Don’t you wish your salesforce sold twice as much as your competitors, your business was extremely profitable and your salespeople and customers loved you? Is this even possible? Chick-fil-A produces twice as much revenue as any other fast food chain and they are closed on Sundays. An investment in Southwest Airlines in the early 1970s of $10,000 dollars was worth close to $12 million in 2000 — the highest return of almost any company in a 30-year period — and it’s a low-cost airline in a very competitive industry. Zappos shoes went from start-up to being bought by Amazon in 10 years for more than $1 billion. These companies all have at least one thing in common.
When sales managers are asked what makes a great salesforce, they often cite great products and services, excellent strategies, sound processes and systems and being in the right place at the right time. Although these elements are important, there is one secret that the really successful sales leaders have.
When the founder of Chick-fil-A was asked about their success, he said it comes from its people. Regardless of your industry, once you establish the mindset that you are in the “People Business” then it almost does not matter what you sell. The mindset of the great salesforces starts with focusing on the salespeople and their attitudes and behaviors.
Here are three mindsets to work on with your sales leaders to have much better employee and customer loyalty and amazing financial results.
Salespeople first, customers second, money third
Let’s face it, we are driven in companies to push the salesforce for results, and in many cases, financial results. This focus on money first leads us to then focus on customers (where the money comes from) and then as a distant third, fourth, fifth or more, we spend some resources on the salespeople.

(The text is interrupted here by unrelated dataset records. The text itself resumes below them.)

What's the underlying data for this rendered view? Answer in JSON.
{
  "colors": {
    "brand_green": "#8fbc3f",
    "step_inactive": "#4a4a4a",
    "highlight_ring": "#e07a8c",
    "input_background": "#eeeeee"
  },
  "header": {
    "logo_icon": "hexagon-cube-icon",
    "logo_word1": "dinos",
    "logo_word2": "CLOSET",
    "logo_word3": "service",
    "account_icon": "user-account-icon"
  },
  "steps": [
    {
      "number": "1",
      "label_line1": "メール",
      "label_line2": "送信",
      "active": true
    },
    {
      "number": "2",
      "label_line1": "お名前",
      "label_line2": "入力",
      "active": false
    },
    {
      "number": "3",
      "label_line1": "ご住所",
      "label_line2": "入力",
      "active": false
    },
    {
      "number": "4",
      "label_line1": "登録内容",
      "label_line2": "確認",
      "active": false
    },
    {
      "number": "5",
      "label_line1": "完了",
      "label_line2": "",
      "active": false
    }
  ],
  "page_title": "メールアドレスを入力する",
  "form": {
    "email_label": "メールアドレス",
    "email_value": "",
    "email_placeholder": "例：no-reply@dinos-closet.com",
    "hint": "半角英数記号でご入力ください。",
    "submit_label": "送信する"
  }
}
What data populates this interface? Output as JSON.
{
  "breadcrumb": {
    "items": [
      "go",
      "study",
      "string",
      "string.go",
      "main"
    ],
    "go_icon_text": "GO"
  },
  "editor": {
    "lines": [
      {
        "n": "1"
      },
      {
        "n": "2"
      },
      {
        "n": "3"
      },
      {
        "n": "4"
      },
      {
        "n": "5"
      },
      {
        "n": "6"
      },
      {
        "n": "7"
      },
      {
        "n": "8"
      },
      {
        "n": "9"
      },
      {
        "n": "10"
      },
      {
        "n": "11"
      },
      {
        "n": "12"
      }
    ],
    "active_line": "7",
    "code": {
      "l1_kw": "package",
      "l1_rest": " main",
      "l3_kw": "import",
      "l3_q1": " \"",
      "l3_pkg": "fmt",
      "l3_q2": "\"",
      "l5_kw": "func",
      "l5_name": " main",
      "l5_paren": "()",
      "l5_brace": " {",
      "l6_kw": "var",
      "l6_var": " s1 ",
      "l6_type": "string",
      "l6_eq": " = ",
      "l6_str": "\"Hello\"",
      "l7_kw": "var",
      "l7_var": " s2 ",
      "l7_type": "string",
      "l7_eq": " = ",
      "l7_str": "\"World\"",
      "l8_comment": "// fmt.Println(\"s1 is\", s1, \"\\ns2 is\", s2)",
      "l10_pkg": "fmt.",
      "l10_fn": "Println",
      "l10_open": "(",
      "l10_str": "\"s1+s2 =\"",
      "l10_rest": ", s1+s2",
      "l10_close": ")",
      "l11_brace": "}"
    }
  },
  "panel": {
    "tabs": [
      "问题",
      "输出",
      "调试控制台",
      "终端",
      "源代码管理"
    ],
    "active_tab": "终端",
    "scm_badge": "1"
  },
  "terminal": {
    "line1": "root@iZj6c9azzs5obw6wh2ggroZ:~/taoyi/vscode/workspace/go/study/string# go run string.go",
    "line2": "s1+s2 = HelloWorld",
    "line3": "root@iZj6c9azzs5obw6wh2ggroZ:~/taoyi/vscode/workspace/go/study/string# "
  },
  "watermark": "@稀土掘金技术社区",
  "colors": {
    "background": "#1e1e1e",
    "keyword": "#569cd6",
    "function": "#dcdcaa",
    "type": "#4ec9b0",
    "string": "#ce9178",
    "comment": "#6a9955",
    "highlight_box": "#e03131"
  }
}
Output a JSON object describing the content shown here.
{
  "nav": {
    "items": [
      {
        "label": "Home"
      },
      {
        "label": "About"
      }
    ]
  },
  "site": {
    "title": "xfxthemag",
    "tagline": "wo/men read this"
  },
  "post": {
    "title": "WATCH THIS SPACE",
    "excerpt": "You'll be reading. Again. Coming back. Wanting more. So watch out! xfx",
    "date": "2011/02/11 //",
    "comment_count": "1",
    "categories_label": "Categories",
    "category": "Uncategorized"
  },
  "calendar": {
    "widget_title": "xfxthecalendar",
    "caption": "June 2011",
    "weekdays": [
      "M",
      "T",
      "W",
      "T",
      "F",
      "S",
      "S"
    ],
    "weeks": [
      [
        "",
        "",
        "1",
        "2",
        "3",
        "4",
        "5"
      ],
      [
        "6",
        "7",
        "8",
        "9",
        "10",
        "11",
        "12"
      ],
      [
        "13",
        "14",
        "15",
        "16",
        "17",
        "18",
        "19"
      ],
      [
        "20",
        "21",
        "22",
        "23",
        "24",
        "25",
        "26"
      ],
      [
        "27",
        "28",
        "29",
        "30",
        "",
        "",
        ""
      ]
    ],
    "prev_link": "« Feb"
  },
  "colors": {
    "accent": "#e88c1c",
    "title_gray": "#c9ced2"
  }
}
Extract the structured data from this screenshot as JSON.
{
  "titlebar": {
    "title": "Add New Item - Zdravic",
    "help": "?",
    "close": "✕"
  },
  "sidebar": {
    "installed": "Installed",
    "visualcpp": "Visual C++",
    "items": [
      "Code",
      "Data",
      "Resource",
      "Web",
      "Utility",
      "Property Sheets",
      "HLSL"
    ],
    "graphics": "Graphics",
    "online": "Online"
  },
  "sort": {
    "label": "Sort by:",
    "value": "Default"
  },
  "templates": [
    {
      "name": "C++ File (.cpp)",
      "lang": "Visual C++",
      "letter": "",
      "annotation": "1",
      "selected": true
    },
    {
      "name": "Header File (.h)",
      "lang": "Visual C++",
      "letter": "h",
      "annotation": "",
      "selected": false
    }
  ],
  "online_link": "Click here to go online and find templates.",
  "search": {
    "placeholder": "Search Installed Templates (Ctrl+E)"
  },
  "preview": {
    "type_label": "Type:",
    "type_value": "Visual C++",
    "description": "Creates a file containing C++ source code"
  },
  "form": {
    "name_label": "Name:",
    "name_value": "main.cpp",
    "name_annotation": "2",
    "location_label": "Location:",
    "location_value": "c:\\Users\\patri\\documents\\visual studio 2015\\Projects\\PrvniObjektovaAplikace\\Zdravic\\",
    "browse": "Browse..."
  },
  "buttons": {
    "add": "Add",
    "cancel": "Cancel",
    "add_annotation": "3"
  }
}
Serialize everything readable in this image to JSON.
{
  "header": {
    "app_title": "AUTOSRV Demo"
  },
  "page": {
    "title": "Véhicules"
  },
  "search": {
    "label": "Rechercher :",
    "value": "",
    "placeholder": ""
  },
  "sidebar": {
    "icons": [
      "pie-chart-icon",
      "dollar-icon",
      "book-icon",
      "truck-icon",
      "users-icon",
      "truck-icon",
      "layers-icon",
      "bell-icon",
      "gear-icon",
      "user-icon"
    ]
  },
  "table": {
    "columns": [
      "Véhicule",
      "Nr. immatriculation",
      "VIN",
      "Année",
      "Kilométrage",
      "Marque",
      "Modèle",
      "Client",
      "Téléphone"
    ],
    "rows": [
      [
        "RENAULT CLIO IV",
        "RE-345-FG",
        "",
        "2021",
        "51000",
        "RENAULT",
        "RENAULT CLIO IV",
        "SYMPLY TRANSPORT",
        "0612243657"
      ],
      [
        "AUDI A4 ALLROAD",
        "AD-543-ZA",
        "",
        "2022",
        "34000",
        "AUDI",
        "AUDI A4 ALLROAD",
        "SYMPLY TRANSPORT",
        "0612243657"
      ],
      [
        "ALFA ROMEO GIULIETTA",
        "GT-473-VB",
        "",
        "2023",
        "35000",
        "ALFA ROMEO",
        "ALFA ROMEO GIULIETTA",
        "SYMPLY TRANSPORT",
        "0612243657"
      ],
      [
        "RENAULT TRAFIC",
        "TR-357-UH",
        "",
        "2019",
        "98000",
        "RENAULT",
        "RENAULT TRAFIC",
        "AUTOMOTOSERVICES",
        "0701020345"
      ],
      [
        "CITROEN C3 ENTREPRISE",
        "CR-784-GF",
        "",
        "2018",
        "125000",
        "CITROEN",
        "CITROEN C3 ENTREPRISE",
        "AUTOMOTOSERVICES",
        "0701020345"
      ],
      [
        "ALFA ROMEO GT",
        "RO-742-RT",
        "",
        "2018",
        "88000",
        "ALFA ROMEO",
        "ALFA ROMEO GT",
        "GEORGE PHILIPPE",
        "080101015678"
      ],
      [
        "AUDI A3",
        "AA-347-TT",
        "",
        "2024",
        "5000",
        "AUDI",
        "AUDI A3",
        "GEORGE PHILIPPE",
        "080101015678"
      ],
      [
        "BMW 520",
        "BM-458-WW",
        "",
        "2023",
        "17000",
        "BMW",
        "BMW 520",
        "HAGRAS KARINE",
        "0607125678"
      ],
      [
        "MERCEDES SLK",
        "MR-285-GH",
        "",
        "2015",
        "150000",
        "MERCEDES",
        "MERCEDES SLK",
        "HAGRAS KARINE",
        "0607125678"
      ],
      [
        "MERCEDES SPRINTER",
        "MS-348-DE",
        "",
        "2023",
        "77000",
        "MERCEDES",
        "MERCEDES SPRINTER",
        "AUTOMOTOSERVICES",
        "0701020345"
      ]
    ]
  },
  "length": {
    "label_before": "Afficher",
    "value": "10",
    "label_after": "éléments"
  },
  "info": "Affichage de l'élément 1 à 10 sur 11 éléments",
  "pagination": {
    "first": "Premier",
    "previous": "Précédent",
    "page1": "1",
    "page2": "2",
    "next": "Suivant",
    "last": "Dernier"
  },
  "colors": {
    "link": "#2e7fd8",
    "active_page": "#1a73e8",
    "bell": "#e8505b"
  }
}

This order is leading to reduced profits, upset customers and high employee turnover. What would happen if we changed the order in which we focus on these three elements to employees first, customers second and money third?
Richard Anderson, former CEO of Delta Airlines, realized that if his company was to survive (he helped bring Delta and Northwest out of bankruptcy) it was going to be because of the people. At Delta he focused his time and communication on employees (who he thought of as all selling the Delta brand) and making sure they followed the company founder’s values and behaviors. Richard found an employee manual from the 1940s and rewrote it into what became the driving principles at Delta. This led to a rebirth in a sales and service culture which led to record profits.
Change the order in your mindset to focus on salespeople/employees first; this drives customer satisfaction and as a result more profits.
Sales culture first, structure second, strategy third
For at least the last century, the focus has been on sales/company strategy, creating a structure to support it and finally (as an after-thought many times) creating a generic culture. What has this led to?
As companies focused on getting things done, too many strategies were completed which did not fulfill the key element of strategy, which is to create a sustainable competitive advantage. While sales managers pushed to get things done, they created structures to support this frantic activity. After the strategy and structure were created (with little employee involvement) sales managers wondered why employees did not want to execute the strategy and why restructuring the salesforce was not working.
Make your sales culture the focus of your efforts and then the structures and strategies to support that culture. This will lead to highly productive and happy salespeople who customers love and buy more from. A good culture to start out with is based on the C.A.P. values of Curiosity, Accountability and People Skills.
Sales leaders first, coaching second and managing third
A leader focuses on salespeople and sales culture, a coach on sales processes and a manager on sales strategies and results. It is important as a sales leader to focus on all three of these areas, in the order mentioned, as people first need to be inspired and have a culture to live, then be in a structure that grows and then be held accountable for producing great results.
There are currently too many sales managers, a few sales coaches and hardly any sales leaders. This heavy emphasis on managing the salesforce with quotas and a “Beatings will continue until morale improves attitude” is leading to salespeople who sell because they have to, customers that buy because they have to, and profits that come in below expectations.
When you lead first, coach second and manage third you will have a salesforce that likes and is successful at selling, treats customers well and produces great results.
A secret to having a great salesforce is to hire and promote well and this is again done with an emphasis on hiring people that fit your culture, growing them with coaching and training and holding them accountable to reach the high levels they are capable of.